Finding data outliers
Find outliers in your dataset using Encord Active's Data Quality tab
With Encord Active, you can quickly find data and label outliers for pre-defined metrics, custom metrics, and label classes. Encord Active finds outliers using precomputed Interquartile ranges.
Setup
If you haven't installed Encord Active, visit installation. In this workflow we will be using the BDD validation dataset.
Data outliers
Steps
1. Find outliers
Navigate to the Data Quality > Summary tab. Here, the Quality Metrics will be presented as expandable panes.
Click on a metric to get deeper insight into moderate outliers and severe outliers. The most severe outliers are presented first in the pane.
Use the slider to navigate your data from most severe outlier to least severe.
2. Tag outliers
When you have identified outliers of interest, use the individual tagging or bulk tagging feature to save a group of images.

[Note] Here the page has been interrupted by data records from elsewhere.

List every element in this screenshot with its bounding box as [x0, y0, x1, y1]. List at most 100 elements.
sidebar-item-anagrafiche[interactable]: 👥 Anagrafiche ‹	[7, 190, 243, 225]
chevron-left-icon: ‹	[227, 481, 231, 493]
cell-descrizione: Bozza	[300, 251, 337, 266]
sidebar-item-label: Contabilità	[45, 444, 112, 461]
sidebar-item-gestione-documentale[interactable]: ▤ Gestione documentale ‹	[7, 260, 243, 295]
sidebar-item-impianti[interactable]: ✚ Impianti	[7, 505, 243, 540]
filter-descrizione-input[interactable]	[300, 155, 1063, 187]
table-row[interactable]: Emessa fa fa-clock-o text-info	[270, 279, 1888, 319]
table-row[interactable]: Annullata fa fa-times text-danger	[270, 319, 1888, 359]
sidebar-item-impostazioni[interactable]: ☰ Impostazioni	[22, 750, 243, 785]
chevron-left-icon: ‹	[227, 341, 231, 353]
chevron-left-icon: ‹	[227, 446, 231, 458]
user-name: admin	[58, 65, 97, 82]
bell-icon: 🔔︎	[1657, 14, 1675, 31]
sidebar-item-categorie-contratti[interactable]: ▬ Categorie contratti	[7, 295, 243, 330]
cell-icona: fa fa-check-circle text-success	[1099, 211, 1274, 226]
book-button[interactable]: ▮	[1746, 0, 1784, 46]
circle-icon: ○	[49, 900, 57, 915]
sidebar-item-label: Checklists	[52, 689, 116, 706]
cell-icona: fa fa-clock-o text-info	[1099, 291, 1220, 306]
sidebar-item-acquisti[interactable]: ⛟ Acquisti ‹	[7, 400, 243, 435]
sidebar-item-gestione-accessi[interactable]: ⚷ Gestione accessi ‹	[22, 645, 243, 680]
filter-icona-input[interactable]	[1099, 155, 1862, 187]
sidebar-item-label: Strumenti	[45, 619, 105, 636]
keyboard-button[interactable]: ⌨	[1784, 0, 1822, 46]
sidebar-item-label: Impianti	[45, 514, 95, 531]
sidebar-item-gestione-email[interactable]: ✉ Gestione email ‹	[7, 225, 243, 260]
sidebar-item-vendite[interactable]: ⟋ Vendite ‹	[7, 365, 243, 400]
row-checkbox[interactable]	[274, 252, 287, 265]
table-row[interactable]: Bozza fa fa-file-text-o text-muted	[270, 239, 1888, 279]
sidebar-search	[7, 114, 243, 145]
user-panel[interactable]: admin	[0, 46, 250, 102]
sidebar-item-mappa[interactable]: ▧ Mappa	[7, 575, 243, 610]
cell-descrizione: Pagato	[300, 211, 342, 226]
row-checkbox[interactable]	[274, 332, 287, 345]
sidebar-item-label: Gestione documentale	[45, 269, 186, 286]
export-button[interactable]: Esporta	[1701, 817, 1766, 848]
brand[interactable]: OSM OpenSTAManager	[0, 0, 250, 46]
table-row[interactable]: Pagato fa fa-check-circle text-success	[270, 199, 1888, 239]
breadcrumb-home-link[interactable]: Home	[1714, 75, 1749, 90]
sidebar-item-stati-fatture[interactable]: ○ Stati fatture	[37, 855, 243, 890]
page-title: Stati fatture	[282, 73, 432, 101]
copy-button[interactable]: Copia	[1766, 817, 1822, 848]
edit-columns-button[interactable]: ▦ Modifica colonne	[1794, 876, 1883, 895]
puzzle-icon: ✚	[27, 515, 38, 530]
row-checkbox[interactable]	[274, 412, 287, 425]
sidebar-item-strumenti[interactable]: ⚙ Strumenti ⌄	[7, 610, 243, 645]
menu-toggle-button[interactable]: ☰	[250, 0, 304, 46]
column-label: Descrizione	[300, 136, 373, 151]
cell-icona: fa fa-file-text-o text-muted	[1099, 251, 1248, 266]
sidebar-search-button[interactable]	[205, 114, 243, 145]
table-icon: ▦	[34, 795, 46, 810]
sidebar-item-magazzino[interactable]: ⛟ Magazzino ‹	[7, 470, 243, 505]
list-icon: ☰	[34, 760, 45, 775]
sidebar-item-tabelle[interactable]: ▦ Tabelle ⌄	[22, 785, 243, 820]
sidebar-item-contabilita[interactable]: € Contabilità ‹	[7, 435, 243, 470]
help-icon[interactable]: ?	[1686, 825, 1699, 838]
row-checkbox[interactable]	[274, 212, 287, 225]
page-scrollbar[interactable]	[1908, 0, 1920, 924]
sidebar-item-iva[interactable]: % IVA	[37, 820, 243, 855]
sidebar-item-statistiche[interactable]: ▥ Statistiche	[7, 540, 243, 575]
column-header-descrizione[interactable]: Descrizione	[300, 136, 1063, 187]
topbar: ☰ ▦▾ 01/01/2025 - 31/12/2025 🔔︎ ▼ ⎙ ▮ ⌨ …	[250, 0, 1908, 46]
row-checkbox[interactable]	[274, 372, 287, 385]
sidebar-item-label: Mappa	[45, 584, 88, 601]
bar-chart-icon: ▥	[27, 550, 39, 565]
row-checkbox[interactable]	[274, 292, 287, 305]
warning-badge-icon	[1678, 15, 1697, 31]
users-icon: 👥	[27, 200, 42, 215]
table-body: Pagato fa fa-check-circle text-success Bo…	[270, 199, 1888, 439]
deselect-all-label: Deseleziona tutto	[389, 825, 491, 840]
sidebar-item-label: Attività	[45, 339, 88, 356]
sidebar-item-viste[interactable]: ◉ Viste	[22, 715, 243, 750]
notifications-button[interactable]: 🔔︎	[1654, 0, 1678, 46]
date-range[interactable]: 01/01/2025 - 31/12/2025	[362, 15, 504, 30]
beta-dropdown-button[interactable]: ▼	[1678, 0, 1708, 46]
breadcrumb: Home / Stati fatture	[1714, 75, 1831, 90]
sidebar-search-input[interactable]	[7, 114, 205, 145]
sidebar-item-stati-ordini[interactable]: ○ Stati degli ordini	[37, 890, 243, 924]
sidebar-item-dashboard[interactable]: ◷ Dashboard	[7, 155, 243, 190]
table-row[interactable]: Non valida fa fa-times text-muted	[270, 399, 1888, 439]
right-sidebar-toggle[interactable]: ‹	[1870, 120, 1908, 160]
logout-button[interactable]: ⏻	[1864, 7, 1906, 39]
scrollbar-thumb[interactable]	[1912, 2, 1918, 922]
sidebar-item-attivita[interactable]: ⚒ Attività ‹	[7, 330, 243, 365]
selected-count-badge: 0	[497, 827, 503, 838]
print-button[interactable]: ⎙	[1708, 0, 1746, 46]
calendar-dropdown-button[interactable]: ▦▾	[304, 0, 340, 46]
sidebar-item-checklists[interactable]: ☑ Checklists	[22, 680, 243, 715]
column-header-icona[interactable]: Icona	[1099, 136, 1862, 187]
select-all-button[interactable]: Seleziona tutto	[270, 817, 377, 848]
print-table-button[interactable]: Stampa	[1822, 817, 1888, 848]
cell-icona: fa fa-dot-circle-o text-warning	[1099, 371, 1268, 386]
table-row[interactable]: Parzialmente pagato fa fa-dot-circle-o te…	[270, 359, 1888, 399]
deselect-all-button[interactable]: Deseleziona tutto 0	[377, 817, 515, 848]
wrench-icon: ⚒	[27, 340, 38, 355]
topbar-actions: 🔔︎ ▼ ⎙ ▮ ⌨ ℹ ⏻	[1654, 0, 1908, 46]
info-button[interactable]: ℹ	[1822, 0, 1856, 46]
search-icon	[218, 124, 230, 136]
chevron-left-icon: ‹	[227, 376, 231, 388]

After creating a tagged image group, you can access it at the bottom of the left sidebar in the Actions tab.
3. Act on outliers
Within the Actions tab, click Filter dataframe on and select tags. Next, choose the tags you would like to export, relabel, augment, review, or delete from your dataset.
Label outliers
Steps
1. Find outliers
Navigate to the Label Quality > Summary tab. Here each Quality Metric will be presented as an expandable panes.
You can click on a metric to get a deeper insight into moderate outliers and severe outliers. Severe outliers are presented first in the pane.
2. Tag outliers
Next, you can use the slider to navigate your data from most severe outlier to least severe.
When you have identified outliers of interest use the individual tagging or bulk tagging feature to select a group of images. After creating a tagged image group, you can access it at the bottom of the left sidebar in the Actions tab.
Within the Actions tab, click Filter data frame on and select tags. Next, choose the tags you would like to export, relabel, augment, review, or delete from your dataset.